Originally Posted by tylerdolphin
Well it might not be thousands, but yes. What I want to make clear though, is that they don't actually live any longer than the rest of us. Say hypothetically that someone traveled along the orbit at light speed for 10 years, when he gets back to Earth he may find that it's 1000 years later, but he'd still have only lived and aged 10 years. He didn't experience 1000 years of living, he only experienced 10. Understand?
I've heard some notions that things might be able to enter and exit a blackhole in tact, I don't know that that's possible. Due to the gravitational pressure it'd crush you into a molecular sized version of yourself.
So this is why the black-hole is spewing out radiation and periodic elements, rather than whole planets and stars.There is what is called a point of singularity in the center of a black hole, which is where the force of gravity is theoretically infinite. It compresses all of the matter within the confines of the event horizon, event light. To give an example, if 10 of our suns were compressed into a black hole, the radius of the black hole would only be about 30 kilometers.
Could black holes be the entrance and quasars be the exit?
Basically, a black hole is a galaxy sized garbage disposal for unlucky matter. You can put a carrot in, and carrot juice comes out the other side.(sarc)
I was watching a show that was explaining black holes and supposedly at the event horizon, matter would be stretched into ever thinning spaghetti.The colors would probably be kind of groovy for a nano second. Imagine going through a tea strainer. The only way to travel through a black hole would be to be in some kind of space ship, with some type of anti-gravity(anti-matter)shielding to neutralize the gravity...and hope there is another galaxy, dimension, or universe on the other side.

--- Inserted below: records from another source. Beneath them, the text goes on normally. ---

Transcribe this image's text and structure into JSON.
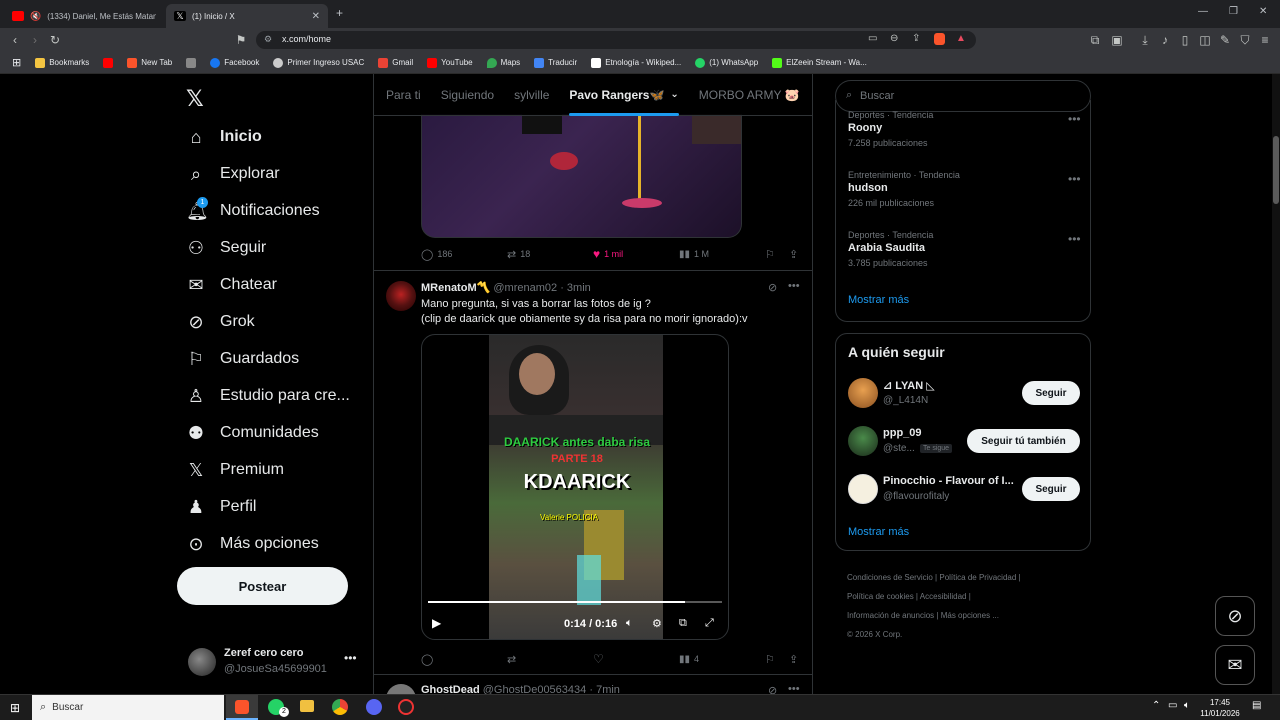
{
  "browser": {
    "tabs": [
      {
        "title": "(1334) Daniel, Me Estás Matando",
        "favicon_color": "#ff0000"
      },
      {
        "title": "(1) Inicio / X",
        "favicon_color": "#ffffff"
      }
    ],
    "url": "x.com/home",
    "bookmarks": [
      {
        "label": "Bookmarks",
        "color": "#f4c542"
      },
      {
        "label": "",
        "color": "#ff0000"
      },
      {
        "label": "New Tab",
        "color": "#fb542b"
      },
      {
        "label": "",
        "color": "#888888"
      },
      {
        "label": "Facebook",
        "color": "#1877f2"
      },
      {
        "label": "Primer Ingreso USAC",
        "color": "#cccccc"
      },
      {
        "label": "Gmail",
        "color": "#ea4335"
      },
      {
        "label": "YouTube",
        "color": "#ff0000"
      },
      {
        "label": "Maps",
        "color": "#34a853"
      },
      {
        "label": "Traducir",
        "color": "#4285f4"
      },
      {
        "label": "Etnología - Wikiped...",
        "color": "#ffffff"
      },
      {
        "label": "(1) WhatsApp",
        "color": "#25d366"
      },
      {
        "label": "ElZeein Stream - Wa...",
        "color": "#53fc18"
      }
    ]
  },
  "sidebar": {
    "items": [
      {
        "label": "Inicio",
        "icon": "home-icon"
      },
      {
        "label": "Explorar",
        "icon": "search-icon"
      },
      {
        "label": "Notificaciones",
        "icon": "bell-icon",
        "badge": "1"
      },
      {
        "label": "Seguir",
        "icon": "add-person-icon"
      },
      {
        "label": "Chatear",
        "icon": "mail-icon"
      },
      {
        "label": "Grok",
        "icon": "grok-icon"
      },
      {
        "label": "Guardados",
        "icon": "bookmark-icon"
      },
      {
        "label": "Estudio para cre...",
        "icon": "creator-icon"
      },
      {
        "label": "Comunidades",
        "icon": "communities-icon"
      },
      {
        "label": "Premium",
        "icon": "x-logo-icon"
      },
      {
        "label": "Perfil",
        "icon": "person-icon"
      },
      {
        "label": "Más opciones",
        "icon": "more-icon"
      }
    ],
    "post_label": "Postear",
    "account": {
      "name": "Zeref cero cero",
      "handle": "@JosueSa45699901"
    }
  },
  "timeline": {
    "tabs": [
      "Para ti",
      "Siguiendo",
      "sylville",
      "Pavo Rangers🦋",
      "MORBO ARMY 🐷"
    ],
    "prev_post": {
      "replies": "186",
      "reposts": "18",
      "likes": "1 mil",
      "views": "1 M"
    },
    "post": {
      "author": "MRenatoM〽️",
      "handle": "@mrenam02",
      "time": "3min",
      "text_line1": "Mano pregunta, si vas a borrar las fotos de ig ?",
      "text_line2": "(clip de daarick que obiamente sy da risa para no morir ignorado):v",
      "video": {
        "caption1": "DAARICK antes daba risa",
        "caption2": "PARTE 18",
        "caption3": "KDAARICK",
        "caption4": "Valerie  POLICIA",
        "time": "0:14 / 0:16",
        "progress": 0.875
      },
      "views": "4"
    },
    "next_post": {
      "author": "GhostDead",
      "handle": "@GhostDe00563434",
      "time": "7min"
    }
  },
  "right": {
    "search_placeholder": "Buscar",
    "trends": [
      {
        "meta": "Deportes · Tendencia",
        "title": "Roony",
        "count": "7.258 publicaciones"
      },
      {
        "meta": "Entretenimiento · Tendencia",
        "title": "hudson",
        "count": "226 mil publicaciones"
      },
      {
        "meta": "Deportes · Tendencia",
        "title": "Arabia Saudita",
        "count": "3.785 publicaciones"
      }
    ],
    "show_more": "Mostrar más",
    "who_to_follow_title": "A quién seguir",
    "suggestions": [
      {
        "name": "⊿ LYAN ◺",
        "handle": "@_L414N",
        "button": "Seguir",
        "follows_you": ""
      },
      {
        "name": "ppp_09",
        "handle": "@ste...",
        "button": "Seguir tú también",
        "follows_you": "Te sigue"
      },
      {
        "name": "Pinocchio - Flavour of I...",
        "handle": "@flavourofitaly",
        "button": "Seguir",
        "follows_you": ""
      }
    ],
    "footer": [
      "Condiciones de Servicio",
      "Política de Privacidad",
      "Política de cookies",
      "Accesibilidad",
      "Información de anuncios",
      "Más opciones ...",
      "© 2026 X Corp."
    ]
  },
  "taskbar": {
    "search_placeholder": "Buscar",
    "time": "17:45",
    "date": "11/01/2026",
    "whatsapp_badge": "2"
  }
}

The power needed would be enormous to offset the tremendous grip of the black hole. Just silly ramblings..
Quasars show a very high redshift, which is an effect of theexpansion of the universe between the quasar and the Earth. They are among the most luminous, powerful, and energetic objects known in the universe. They tend to inhabit the very centers of active young galaxies and can emit up to a thousand times the energy output of the Milky Way. When combined with Hubble's law, the implication of the redshift is that the quasars are very distant—and thus, it follows, objects from much earlier in the universe's history. The most luminous quasars radiate at a rate that can exceed the output of average galaxies, equivalent to two trillion (2×1012) suns. This radiation is emitted across the spectrum, almost equally, from X-rays to the far-infrared with a peak in the ultraviolet-optical bands, with some quasars also being strong sources of radio emission and of gamma-rays.